When McCain was asked about the video, he seemed to be equal parts bemused, delighted, and horrified. At the time nobody seemed to be sure whether the McCain Girls seriously loved and supported McCain or whether they were making fun of him, or maybe some kind of combination of the two? Turns out the video was created by the comedians who ran 23/6, which DBpedia describes as "a satirical news and opinion website developed by HuffPost, launched on November 9, 2007." In April, 2008, Entertainment Weekly explained the McCain Girls project:

Last week, PopWatch gave a shoutout to the McCain Girls, whose music videos in support of John McCain's presidential campaign were so laughably inept yet train-wreck compelling that we couldn't figure out if they were real, grass-roots viral vids or an elaborate, deliberately amateurish parody of same. Well, now we know, thanks to the Comic's Comic blog, which figured out that the video was actually the brainchild of the comedy pros at 23/6, about four days before the New York Times got the 23/6ers to acknowledge it. 

At the time, NPR's Scott Simon interviewed one of the creators of the McCain Girls, Sarah Bernard, President of 23/6. Here's a snippet of that interview:

SIMON: This song and dance is apparently the work of a new satirical news Web site called 23/, which released this video of the McCain Girls on YouTube just a few weeks ago, only recently took credit for it, though. The senator's been asked about it, by the way, and he says he likes it. Sarah Bernard, the president of 23/6, joins us from our studios in New York. Thanks so much for being with us. 

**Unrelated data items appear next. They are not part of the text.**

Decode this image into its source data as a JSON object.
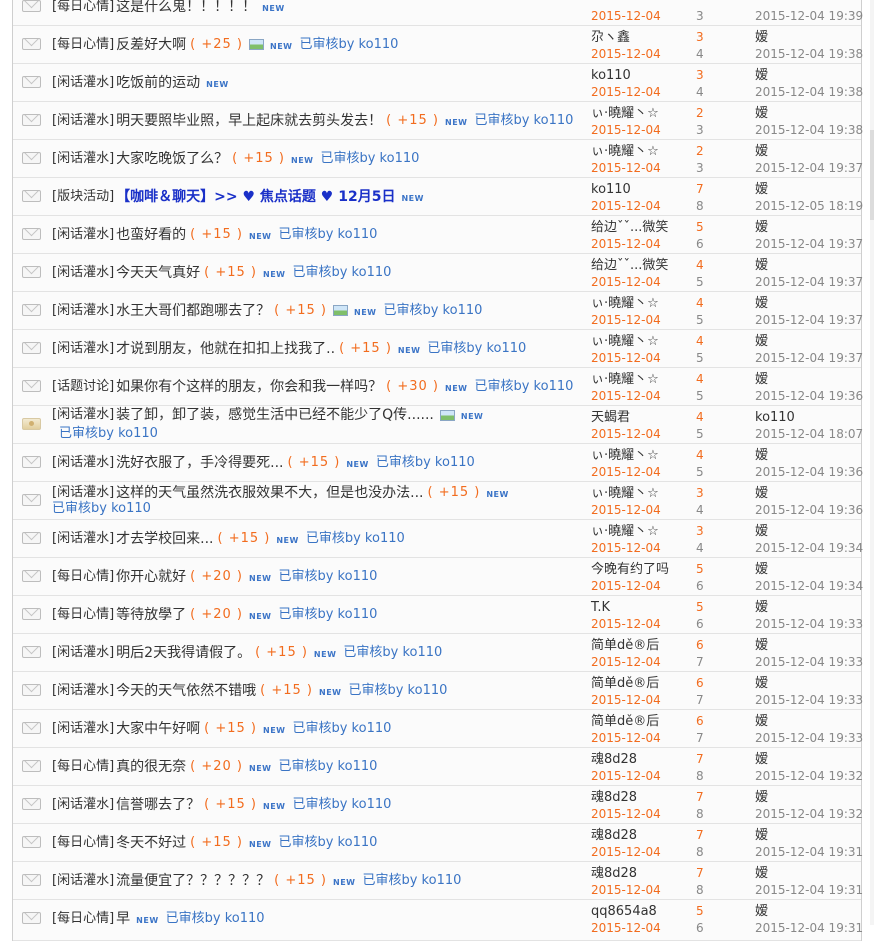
{
  "new_label": "NEW",
  "rows": [
    {
      "tag": "[每日心情]",
      "title": "这是什么鬼！！！！！",
      "bold": false,
      "reward": "",
      "image": false,
      "audit": "",
      "author": "",
      "post_date": "2015-12-04",
      "replies": "",
      "views": "3",
      "last_poster": "",
      "last_time": "2015-12-04 19:39",
      "avatar": false
    },
    {
      "tag": "[每日心情]",
      "title": "反差好大啊",
      "bold": false,
      "reward": "( +25 )",
      "image": true,
      "audit": "已审核by ko110",
      "author": "尕ヽ鑫",
      "post_date": "2015-12-04",
      "replies": "3",
      "views": "4",
      "last_poster": "嫒",
      "last_time": "2015-12-04 19:38",
      "avatar": false
    },
    {
      "tag": "[闲话灌水]",
      "title": "吃饭前的运动",
      "bold": false,
      "reward": "",
      "image": false,
      "audit": "",
      "author": "ko110",
      "post_date": "2015-12-04",
      "replies": "3",
      "views": "4",
      "last_poster": "嫒",
      "last_time": "2015-12-04 19:38",
      "avatar": false
    },
    {
      "tag": "[闲话灌水]",
      "title": "明天要照毕业照，早上起床就去剪头发去！",
      "bold": false,
      "reward": "( +15 )",
      "image": false,
      "audit": "已审核by ko110",
      "author": "ぃ·曉耀丶☆",
      "post_date": "2015-12-04",
      "replies": "2",
      "views": "3",
      "last_poster": "嫒",
      "last_time": "2015-12-04 19:38",
      "avatar": false
    },
    {
      "tag": "[闲话灌水]",
      "title": "大家吃晚饭了么？",
      "bold": false,
      "reward": "( +15 )",
      "image": false,
      "audit": "已审核by ko110",
      "author": "ぃ·曉耀丶☆",
      "post_date": "2015-12-04",
      "replies": "2",
      "views": "3",
      "last_poster": "嫒",
      "last_time": "2015-12-04 19:37",
      "avatar": false
    },
    {
      "tag": "[版块活动]",
      "title": "【咖啡＆聊天】>> ♥ 焦点话题 ♥ 12月5日",
      "bold": true,
      "reward": "",
      "image": false,
      "audit": "",
      "author": "ko110",
      "post_date": "2015-12-04",
      "replies": "7",
      "views": "8",
      "last_poster": "嫒",
      "last_time": "2015-12-05 18:19",
      "avatar": false
    },
    {
      "tag": "[闲话灌水]",
      "title": "也蛮好看的",
      "bold": false,
      "reward": "( +15 )",
      "image": false,
      "audit": "已审核by ko110",
      "author": "给边ˇˇ...微笑",
      "post_date": "2015-12-04",
      "replies": "5",
      "views": "6",
      "last_poster": "嫒",
      "last_time": "2015-12-04 19:37",
      "avatar": false
    },
    {
      "tag": "[闲话灌水]",
      "title": "今天天气真好",
      "bold": false,
      "reward": "( +15 )",
      "image": false,
      "audit": "已审核by ko110",
      "author": "给边ˇˇ...微笑",
      "post_date": "2015-12-04",
      "replies": "4",
      "views": "5",
      "last_poster": "嫒",
      "last_time": "2015-12-04 19:37",
      "avatar": false
    },
    {
      "tag": "[闲话灌水]",
      "title": "水王大哥们都跑哪去了？",
      "bold": false,
      "reward": "( +15 )",
      "image": true,
      "audit": "已审核by ko110",
      "author": "ぃ·曉耀丶☆",
      "post_date": "2015-12-04",
      "replies": "4",
      "views": "5",
      "last_poster": "嫒",
      "last_time": "2015-12-04 19:37",
      "avatar": false
    },
    {
      "tag": "[闲话灌水]",
      "title": "才说到朋友，他就在扣扣上找我了..",
      "bold": false,
      "reward": "( +15 )",
      "image": false,
      "audit": "已审核by ko110",
      "author": "ぃ·曉耀丶☆",
      "post_date": "2015-12-04",
      "replies": "4",
      "views": "5",
      "last_poster": "嫒",
      "last_time": "2015-12-04 19:37",
      "avatar": false
    },
    {
      "tag": "[话题讨论]",
      "title": "如果你有个这样的朋友，你会和我一样吗？",
      "bold": false,
      "reward": "( +30 )",
      "image": false,
      "audit": "已审核by ko110",
      "author": "ぃ·曉耀丶☆",
      "post_date": "2015-12-04",
      "replies": "4",
      "views": "5",
      "last_poster": "嫒",
      "last_time": "2015-12-04 19:36",
      "avatar": false
    },
    {
      "tag": "[闲话灌水]",
      "title": "装了卸，卸了装，感觉生活中已经不能少了Q传......",
      "bold": false,
      "reward": "",
      "image": true,
      "audit": "已审核by ko110",
      "author": "天蝎君",
      "post_date": "2015-12-04",
      "replies": "4",
      "views": "5",
      "last_poster": "ko110",
      "last_time": "2015-12-04 18:07",
      "avatar": true
    },
    {
      "tag": "[闲话灌水]",
      "title": "洗好衣服了，手冷得要死...",
      "bold": false,
      "reward": "( +15 )",
      "image": false,
      "audit": "已审核by ko110",
      "author": "ぃ·曉耀丶☆",
      "post_date": "2015-12-04",
      "replies": "4",
      "views": "5",
      "last_poster": "嫒",
      "last_time": "2015-12-04 19:36",
      "avatar": false
    },
    {
      "tag": "[闲话灌水]",
      "title": "这样的天气虽然洗衣服效果不大，但是也没办法...",
      "bold": false,
      "reward": "( +15 )",
      "image": false,
      "audit": "已审核by ko110",
      "author": "ぃ·曉耀丶☆",
      "post_date": "2015-12-04",
      "replies": "3",
      "views": "4",
      "last_poster": "嫒",
      "last_time": "2015-12-04 19:36",
      "avatar": false,
      "wrap": true
    },
    {
      "tag": "[闲话灌水]",
      "title": "才去学校回来...",
      "bold": false,
      "reward": "( +15 )",
      "image": false,
      "audit": "已审核by ko110",
      "author": "ぃ·曉耀丶☆",
      "post_date": "2015-12-04",
      "replies": "3",
      "views": "4",
      "last_poster": "嫒",
      "last_time": "2015-12-04 19:34",
      "avatar": false
    },
    {
      "tag": "[每日心情]",
      "title": "你开心就好",
      "bold": false,
      "reward": "( +20 )",
      "image": false,
      "audit": "已审核by ko110",
      "author": "今晚有约了吗",
      "post_date": "2015-12-04",
      "replies": "5",
      "views": "6",
      "last_poster": "嫒",
      "last_time": "2015-12-04 19:34",
      "avatar": false
    },
    {
      "tag": "[每日心情]",
      "title": "等待放學了",
      "bold": false,
      "reward": "( +20 )",
      "image": false,
      "audit": "已审核by ko110",
      "author": "T.K",
      "post_date": "2015-12-04",
      "replies": "5",
      "views": "6",
      "last_poster": "嫒",
      "last_time": "2015-12-04 19:33",
      "avatar": false
    },
    {
      "tag": "[闲话灌水]",
      "title": "明后2天我得请假了。",
      "bold": false,
      "reward": "( +15 )",
      "image": false,
      "audit": "已审核by ko110",
      "author": "简单dě®后",
      "post_date": "2015-12-04",
      "replies": "6",
      "views": "7",
      "last_poster": "嫒",
      "last_time": "2015-12-04 19:33",
      "avatar": false
    },
    {
      "tag": "[闲话灌水]",
      "title": "今天的天气依然不错哦",
      "bold": false,
      "reward": "( +15 )",
      "image": false,
      "audit": "已审核by ko110",
      "author": "简单dě®后",
      "post_date": "2015-12-04",
      "replies": "6",
      "views": "7",
      "last_poster": "嫒",
      "last_time": "2015-12-04 19:33",
      "avatar": false
    },
    {
      "tag": "[闲话灌水]",
      "title": "大家中午好啊",
      "bold": false,
      "reward": "( +15 )",
      "image": false,
      "audit": "已审核by ko110",
      "author": "简单dě®后",
      "post_date": "2015-12-04",
      "replies": "6",
      "views": "7",
      "last_poster": "嫒",
      "last_time": "2015-12-04 19:33",
      "avatar": false
    },
    {
      "tag": "[每日心情]",
      "title": "真的很无奈",
      "bold": false,
      "reward": "( +20 )",
      "image": false,
      "audit": "已审核by ko110",
      "author": "魂8d28",
      "post_date": "2015-12-04",
      "replies": "7",
      "views": "8",
      "last_poster": "嫒",
      "last_time": "2015-12-04 19:32",
      "avatar": false
    },
    {
      "tag": "[闲话灌水]",
      "title": "信誉哪去了？",
      "bold": false,
      "reward": "( +15 )",
      "image": false,
      "audit": "已审核by ko110",
      "author": "魂8d28",
      "post_date": "2015-12-04",
      "replies": "7",
      "views": "8",
      "last_poster": "嫒",
      "last_time": "2015-12-04 19:32",
      "avatar": false
    },
    {
      "tag": "[每日心情]",
      "title": "冬天不好过",
      "bold": false,
      "reward": "( +15 )",
      "image": false,
      "audit": "已审核by ko110",
      "author": "魂8d28",
      "post_date": "2015-12-04",
      "replies": "7",
      "views": "8",
      "last_poster": "嫒",
      "last_time": "2015-12-04 19:31",
      "avatar": false
    },
    {
      "tag": "[闲话灌水]",
      "title": "流量便宜了？？？？？？",
      "bold": false,
      "reward": "( +15 )",
      "image": false,
      "audit": "已审核by ko110",
      "author": "魂8d28",
      "post_date": "2015-12-04",
      "replies": "7",
      "views": "8",
      "last_poster": "嫒",
      "last_time": "2015-12-04 19:31",
      "avatar": false
    },
    {
      "tag": "[每日心情]",
      "title": "早",
      "bold": false,
      "reward": "",
      "image": false,
      "audit": "已审核by ko110",
      "author": "qq8654a8",
      "post_date": "2015-12-04",
      "replies": "5",
      "views": "6",
      "last_poster": "嫒",
      "last_time": "2015-12-04 19:31",
      "avatar": false
    }
  ]
}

Ms. SARAH BERNARD (President, 23/ Thanks for having me. 

SIMON: So, do you guys mean it? 

Ms. BERNARD: You know, we – as you said, we're a satiric news site. We're out looking at the news every day of the week. We thought, for a minute, what's actually going on on YouTube these days, and what is sort of that YouTube star phenomena, and they're always amateurs. So we decided to experiment and just put it out there and not take credit for it. We thought it'd be just hugely more popular that way, so we put the video out on YouTube and watched it spread.

The New York Times also covered the story, and provide more insight into 23/6 motivations for the videos:

The videos' makers say they were trying to tread the line between sincerity and irony.

"We wanted to parody the campaign-song phenomenon," said Sarah Bernard, the president of 23/6. Because most of the so-called stars of YouTube are amateurs, the comedy site decided to take no credit for its creation. 

Jon Benjamin, a contributor to 23/6 who produced the "Raining McCain" video, had watched some of the more earnest campaign songs online. Recalling one particular video, an elaborate choir production called "Hillary4U&Me," "it just looked like somebody paid them money to do it," he said.

So that's what 23/6 decided to do: hire three women with acting and singing backgrounds to create a video for Mr. McCain.

"We were pretty amazed that after the video came out, people were confused as to whether or not it was real," Ms. Bernard said. "That's when I think we said 'Hey, can we actually pull off a hoax here? How long can we keep it going?'"

Many viewers called the videos cringe-inducing, but at least one person was receptive. "I think they're wonderful," Mr. McCain said on the Fox News Channel last week. "I have watched that video several times." 

This was all only 15 years ago, but it feels so utterly quaint, like another time and space dimension. With regard to the whole incident, in 2008 Entertainment Weekly asked: "Does it mean we've entered a new era when the line between reality and parody has been irretrievably blurred? And if so, is that good or bad?" How incredibly, disturbingly prescient.